Few syndromes can be confused with chronic lymphocytic leukemia. Viral infections producing lymphocytosis should be obvious from the presence of fever and other clinical findings. Other lymphoproliferative diseases such as Waldenstrom’s Waldenström’s macroglobulinemia, hairy cell leukemia, or lymphoma in the leukemic phase are distinguished on the basis of the morphology of circulating lymphocytes and bone marrow.
Most cases of early indolent chronic lymphocytic leukemia require no specific therapy. Indications for treatment include progressive fatigue, troublesome lymphadenopathy, or the development of anemia or thrombocytopenia. These patients have either symptomatic and progressive stage II disease or stage III/IV disease. Initial therapy is with chlorambucil, 0.6–1 mg orally every 3 weeks. Complications such as autoimmune hemolytic anemia or immune thrombocytopenia may be treated with high-dose prednisone but often require splenectomy for control. Fludarabine is a new agent which is useful in treating disease refractory to other agents. As initial therapy, fludarabine produces faster and more complete responses than chlorambucil, and the duration of remissions is considerably longer. However, fludarabine causes long-term immunosuppression, and it remains to be determined if it should be used as primary therapy or reserved for use later in the disease. The rare young patient (age under 50) with aggressive disease may be a candidate for allogeneic bone marrow transplantation.

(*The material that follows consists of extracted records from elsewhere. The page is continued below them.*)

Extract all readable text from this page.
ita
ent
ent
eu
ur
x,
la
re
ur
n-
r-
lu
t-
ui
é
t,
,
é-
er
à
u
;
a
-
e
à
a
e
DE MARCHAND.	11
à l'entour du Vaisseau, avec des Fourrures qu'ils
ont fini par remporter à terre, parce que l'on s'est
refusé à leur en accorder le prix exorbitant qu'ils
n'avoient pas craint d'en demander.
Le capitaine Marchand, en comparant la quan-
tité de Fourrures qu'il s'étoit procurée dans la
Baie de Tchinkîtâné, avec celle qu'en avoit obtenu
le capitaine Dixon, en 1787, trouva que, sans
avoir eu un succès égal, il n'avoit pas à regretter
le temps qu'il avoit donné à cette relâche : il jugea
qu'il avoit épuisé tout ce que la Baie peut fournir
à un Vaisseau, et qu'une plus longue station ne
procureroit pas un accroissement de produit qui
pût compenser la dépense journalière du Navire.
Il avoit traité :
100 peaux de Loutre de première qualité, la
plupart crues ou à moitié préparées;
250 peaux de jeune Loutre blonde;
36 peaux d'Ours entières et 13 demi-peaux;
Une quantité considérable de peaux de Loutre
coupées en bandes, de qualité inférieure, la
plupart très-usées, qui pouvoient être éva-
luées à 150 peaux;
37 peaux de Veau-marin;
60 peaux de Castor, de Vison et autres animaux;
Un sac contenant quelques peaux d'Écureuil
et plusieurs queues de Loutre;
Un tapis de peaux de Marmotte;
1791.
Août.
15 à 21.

Median survival is approximately 6 years, and 25% of patients live more than 10 years. Patients with stage 0 or I disease have a median survival of 10 years. It is important to reassure these patients that despite the frightening diagnosis of “leukemia” they can live a normal life for many years. Patients with stage III or IV disease have a median survival of less than 2 years. Chronic lymphocytic leukemia is managed in palliative fashion. Patients with advanced disease benefit only briefly from intensive therapy.